Mengenai pihak yang mengatakan bahwa dua hadits ini bertentangan, atau tidak bersesuaian, karena perbedaan jumlah ciri-ciri yang disebutkan, maka Al-Qurthubi menjawabnya dengan jawaban yang sangat baik, “Sesungguhnya hal ini dikarenakan bertambahnya pengetahuan Rasul SAW atas apa yang sebelumnya tidak diketahuinya, ditambahkan pula oleh Ibnu Hajar, “tidak ada pertentangan dalam 2 hadits tersebut.” (Fathul Bari 1/54)

Mengenai dua hadits ini, Al-Hafidz Ibnu Rajab menyimpulkan 5 indikasi kemunafikan yang beliau tuangkan dalam Jami’ Ulum wal Hikam,

1. Mengabarkan sesuatu yang nampak benar dihadapan orang lain, padahal dia sedang menipu orang tersebut.

Hasan Al-Bashri berpendapat tentang hal ini, “Pondasi yang di atasnya dibangun sebuah kemunafikan adalah kebohongan.” (Sifatul Munafiq: 50)

2. Jika berjanji dia mengingkarinya

Hal ini menurut Ibnu Rajab, ada dua bentuk pengingkaran. Pertama, dia berjanji dan tidak ada niatan untuk memuhi janjinya itu tadi. Dan ini adalah seburuk-buruk pengingkaran. Sedang menurut Al-‘Auza’I, walaupun dia sebelumnya mengatakan insyaAllah tetapi niatannya mengingkari janji itu, maka sama saja, dia juga berbohong.

Kedua, seseorang berjanji tanpa niatan untuk mengingkarinya. Akan tetapi, ketika sampai pada waktuny untuk menepati janji tersebut, orang tadi menundanya dan tidak menepati janjinya tanpa ada udzur yang memperkanankan dia untuk mengingkari janjinya.

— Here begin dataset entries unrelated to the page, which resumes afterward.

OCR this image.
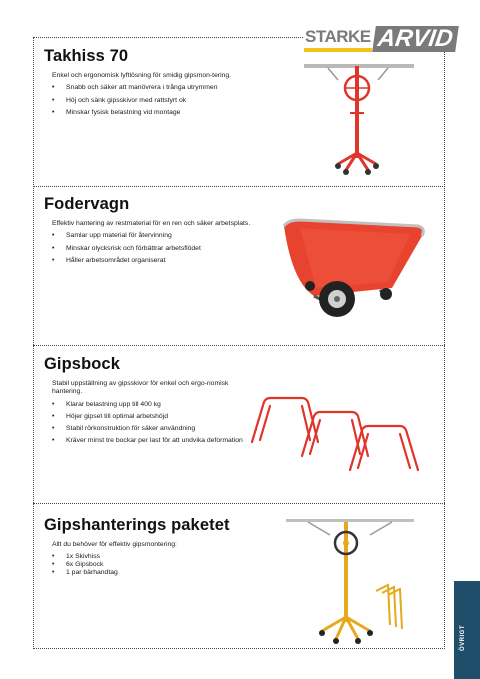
STARKE ARVID
Takhiss 70

Enkel och ergonomisk lyftlösning för smidig gipsmon-tering.

• Snabb och säker att manövrera i trånga utrymmen
• Höj och sänk gipsskivor med rattstyrt ok
• Minskar fysisk belastning vid montage
Fodervagn

Effektiv hantering av restmaterial för en ren och säker arbetsplats.

• Samlar upp material för återvinning
• Minskar olycksrisk och förbättrar arbetsflödet
• Håller arbetsområdet organiserat
Gipsbock

Stabil uppställning av gipsskivor för enkel och ergo-nomisk hantering.

• Klarar belastning upp till 400 kg
• Höjer gipset till optimal arbetshöjd
• Stabil rörkonstruktion för säker användning
• Kräver minst tre bockar per last för att undvika deformation
Gipshanterings paketet

Allt du behöver för effektiv gipsmontering:

• 1x Skivhiss
• 6x Gipsbock
• 1 par bärhandtag
ÖVRIGT
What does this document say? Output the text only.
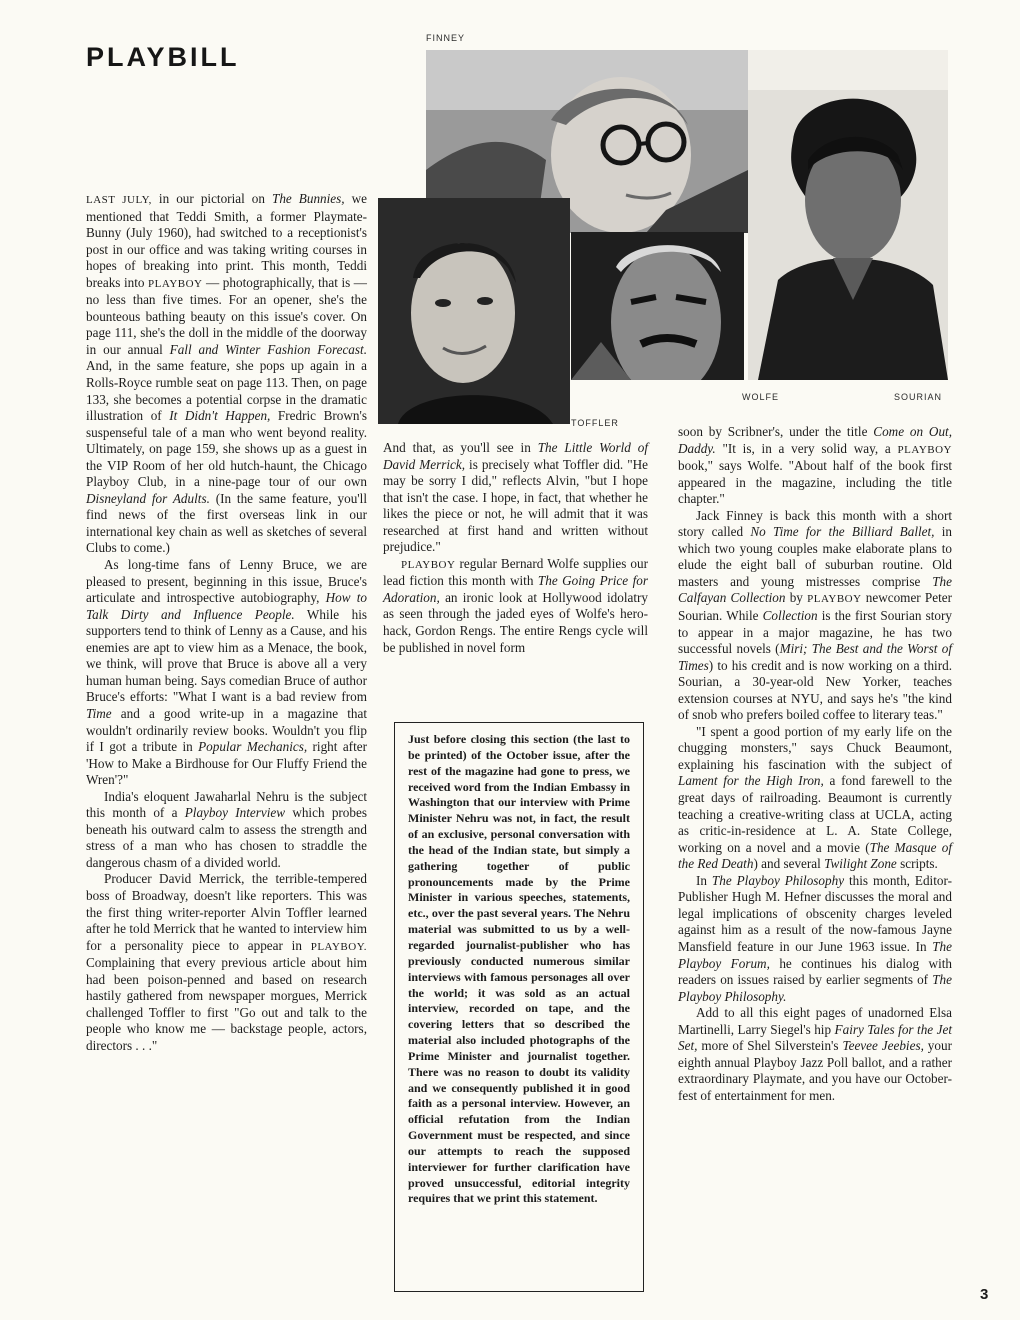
PLAYBILL
FINNEY
TOFFLER
WOLFE	SOURIAN

LAST JULY, in our pictorial on The Bunnies, we mentioned that Teddi Smith, a former Playmate-Bunny (July 1960), had switched to a receptionist's post in our office and was taking writing courses in hopes of breaking into print. This month, Teddi breaks into PLAYBOY — photographically, that is — no less than five times. For an opener, she's the bounteous bathing beauty on this issue's cover. On page 111, she's the doll in the middle of the doorway in our annual Fall and Winter Fashion Forecast. And, in the same feature, she pops up again in a Rolls-Royce rumble seat on page 113. Then, on page 133, she becomes a potential corpse in the dramatic illustration of It Didn't Happen, Fredric Brown's suspenseful tale of a man who went beyond reality. Ultimately, on page 159, she shows up as a guest in the VIP Room of her old hutch-haunt, the Chicago Playboy Club, in a nine-page tour of our own Disneyland for Adults. (In the same feature, you'll find news of the first overseas link in our international key chain as well as sketches of several Clubs to come.)

As long-time fans of Lenny Bruce, we are pleased to present, beginning in this issue, Bruce's articulate and introspective autobiography, How to Talk Dirty and Influence People. While his supporters tend to think of Lenny as a Cause, and his enemies are apt to view him as a Menace, the book, we think, will prove that Bruce is above all a very human human being. Says comedian Bruce of author Bruce's efforts: "What I want is a bad review from Time and a good write-up in a magazine that wouldn't ordinarily review books. Wouldn't you flip if I got a tribute in Popular Mechanics, right after 'How to Make a Birdhouse for Our Fluffy Friend the Wren'?"

India's eloquent Jawaharlal Nehru is the subject this month of a Playboy Interview which probes beneath his outward calm to assess the strength and stress of a man who has chosen to straddle the dangerous chasm of a divided world.

Producer David Merrick, the terrible-tempered boss of Broadway, doesn't like reporters. This was the first thing writer-reporter Alvin Toffler learned after he told Merrick that he wanted to interview him for a personality piece to appear in PLAYBOY. Complaining that every previous article about him had been poison-penned and based on research hastily gathered from newspaper morgues, Merrick challenged Toffler to first "Go out and talk to the people who know me — backstage people, actors, directors . . ."

And that, as you'll see in The Little World of David Merrick, is precisely what Toffler did. "He may be sorry I did," reflects Alvin, "but I hope that isn't the case. I hope, in fact, that whether he likes the piece or not, he will admit that it was researched at first hand and written without prejudice."

PLAYBOY regular Bernard Wolfe supplies our lead fiction this month with The Going Price for Adoration, an ironic look at Hollywood idolatry as seen through the jaded eyes of Wolfe's hero-hack, Gordon Rengs. The entire Rengs cycle will be published in novel form

Just before closing this section (the last to be printed) of the October issue, after the rest of the magazine had gone to press, we received word from the Indian Embassy in Washington that our interview with Prime Minister Nehru was not, in fact, the result of an exclusive, personal conversation with the head of the Indian state, but simply a gathering together of public pronouncements made by the Prime Minister in various speeches, statements, etc., over the past several years. The Nehru material was submitted to us by a well-regarded journalist-publisher who has previously conducted numerous similar interviews with famous personages all over the world; it was sold as an actual interview, recorded on tape, and the covering letters that so described the material also included photographs of the Prime Minister and journalist together. There was no reason to doubt its validity and we consequently published it in good faith as a personal interview. However, an official refutation from the Indian Government must be respected, and since our attempts to reach the supposed interviewer for further clarification have proved unsuccessful, editorial integrity requires that we print this statement.

soon by Scribner's, under the title Come on Out, Daddy. "It is, in a very solid way, a PLAYBOY book," says Wolfe. "About half of the book first appeared in the magazine, including the title chapter."

Jack Finney is back this month with a short story called No Time for the Billiard Ballet, in which two young couples make elaborate plans to elude the eight ball of suburban routine. Old masters and young mistresses comprise The Calfayan Collection by PLAYBOY newcomer Peter Sourian. While Collection is the first Sourian story to appear in a major magazine, he has two successful novels (Miri; The Best and the Worst of Times) to his credit and is now working on a third. Sourian, a 30-year-old New Yorker, teaches extension courses at NYU, and says he's "the kind of snob who prefers boiled coffee to literary teas."

"I spent a good portion of my early life on the chugging monsters," says Chuck Beaumont, explaining his fascination with the subject of Lament for the High Iron, a fond farewell to the great days of railroading. Beaumont is currently teaching a creative-writing class at UCLA, acting as critic-in-residence at L. A. State College, working on a novel and a movie (The Masque of the Red Death) and several Twilight Zone scripts.

In The Playboy Philosophy this month, Editor-Publisher Hugh M. Hefner discusses the moral and legal implications of obscenity charges leveled against him as a result of the now-famous Jayne Mansfield feature in our June 1963 issue. In The Playboy Forum, he continues his dialog with readers on issues raised by earlier segments of The Playboy Philosophy.

Add to all this eight pages of unadorned Elsa Martinelli, Larry Siegel's hip Fairy Tales for the Jet Set, more of Shel Silverstein's Teevee Jeebies, your eighth annual Playboy Jazz Poll ballot, and a rather extraordinary Playmate, and you have our October-fest of entertainment for men.

3
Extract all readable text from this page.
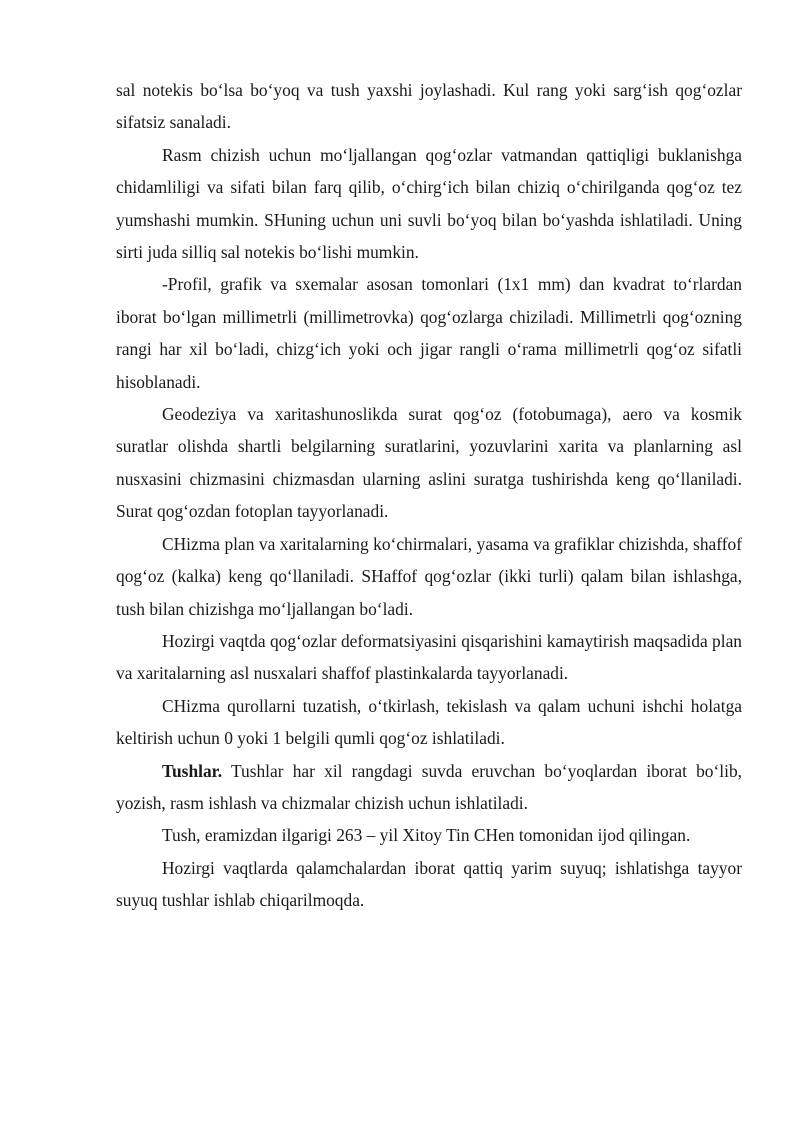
sal notekis bo‘lsa bo‘yoq va tush yaxshi joylashadi. Kul rang yoki sarg‘ish qog‘ozlar sifatsiz sanaladi.

Rasm chizish uchun mo‘ljallangan qog‘ozlar vatmandan qattiqligi buklanishga chidamliligi va sifati bilan farq qilib, o‘chirg‘ich bilan chiziq o‘chirilganda qog‘oz tez yumshashi mumkin. SHuning uchun uni suvli bo‘yoq bilan bo‘yashda ishlatiladi. Uning sirti juda silliq sal notekis bo‘lishi mumkin.

-Profil, grafik va sxemalar asosan tomonlari (1x1 mm) dan kvadrat to‘rlardan iborat bo‘lgan millimetrli (millimetrovka) qog‘ozlarga chiziladi. Millimetrli qog‘ozning rangi har xil bo‘ladi, chizg‘ich yoki och jigar rangli o‘rama millimetrli qog‘oz sifatli hisoblanadi.

Geodeziya va xaritashunoslikda surat qog‘oz (fotobumaga), aero va kosmik suratlar olishda shartli belgilarning suratlarini, yozuvlarini xarita va planlarning asl nusxasini chizmasini chizmasdan ularning aslini suratga tushirishda keng qo‘llaniladi. Surat qog‘ozdan fotoplan tayyorlanadi.

CHizma plan va xaritalarning ko‘chirmalari, yasama va grafiklar chizishda, shaffof qog‘oz (kalka) keng qo‘llaniladi. SHaffof qog‘ozlar (ikki turli) qalam bilan ishlashga, tush bilan chizishga mo‘ljallangan bo‘ladi.

Hozirgi vaqtda qog‘ozlar deformatsiyasini qisqarishini kamaytirish maqsadida plan va xaritalarning asl nusxalari shaffof plastinkalarda tayyorlanadi.

CHizma qurollarni tuzatish, o‘tkirlash, tekislash va qalam uchuni ishchi holatga keltirish uchun 0 yoki 1 belgili qumli qog‘oz ishlatiladi.

Tushlar. Tushlar har xil rangdagi suvda eruvchan bo‘yoqlardan iborat bo‘lib, yozish, rasm ishlash va chizmalar chizish uchun ishlatiladi.

Tush, eramizdan ilgarigi 263 – yil Xitoy Tin CHen tomonidan ijod qilingan.

Hozirgi vaqtlarda qalamchalardan iborat qattiq yarim suyuq; ishlatishga tayyor suyuq tushlar ishlab chiqarilmoqda.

3. Jika bermusuhan dia berbuat curang.

Yang dimaksud curang di sini adalah menyimpang dari kebenaran dan dia mengetahui hal tersebut. Lalu menjadikan yang benar nampak salah, dan yang salah terlihat benar. Di sisi inilah nanti munculnya kebohongan itu. Hal ini juga yang menjadi alasan Imam Nawawi mengatakan bahwa pada hakekatnya “ إذا خاصم فجر” sama dengan “الكَذِبَ“.

Demikian pula Ibnu Rajab, beliau melandaskan pada hadits Rasulullah riwayat Bukhori dan Muslim dari Ibnu Mas’ud RA,


إيَّاكم والكَذِبَ ، فإنَّ الكَذِبَ يَهْدِيْ إِلَى الفُجُوْرِ ، وَإِنَّ الفُجُوْرَ يَهْدِيْ إِلى النَّارِ

“Janganlah kalian berbohong, karena sesungguhnya kebohongan itu akan menjurus kearah kefujuran dan kefujuran menjurus ke Neraka.”

4. Jika dia bersepakat melanggarnya.

Padahal Allah telah memerintahkan untuk menetapi kesepakatan, seperti tertuang dalam Al-Qur’an surat Al-Isra’: 34,

“Dan penuhilah janji; Sesungguhnya janji itu pasti diminta pertanggungan jawabnya.”

Dan menetapi kesepakatan ini juga berlaku bagi siapapun. Baik bagi orang mukmin maupun orang kafir. Sebagimana telah terjadi pada Perjanjian Hudaibiyah.

5. Jika diberi amanah, dia mengkhianatinya.

Padahal dalam syari’at diperintahkan, jikalau kita dipercayai oleh seseorang untuk mengemban sebuah amanah, maka kita harus melaksanakannya. Allah berfirman,

“Sesungguhnya Allah menyuruh kamu menyampaikan amanat kepada yang berhak menerimanya” (An-Nisa: 58)

Lalu Ibnu Rajab menutup kelima indikasi ini dengan mengembalikannya pada perkataan Hasan Al-Bashri, “Inilah lima point indikasi kemunafikan ‘amaly, pada dasarnya semua point ini kembali kepada apa yang dikatakan Hasan Al-Bashri, ‘Kemunafikan adalah adanya perbedaan antara yang tersembunyi dan yang nampak, antara yang di lisan dan yang diamalkan’.”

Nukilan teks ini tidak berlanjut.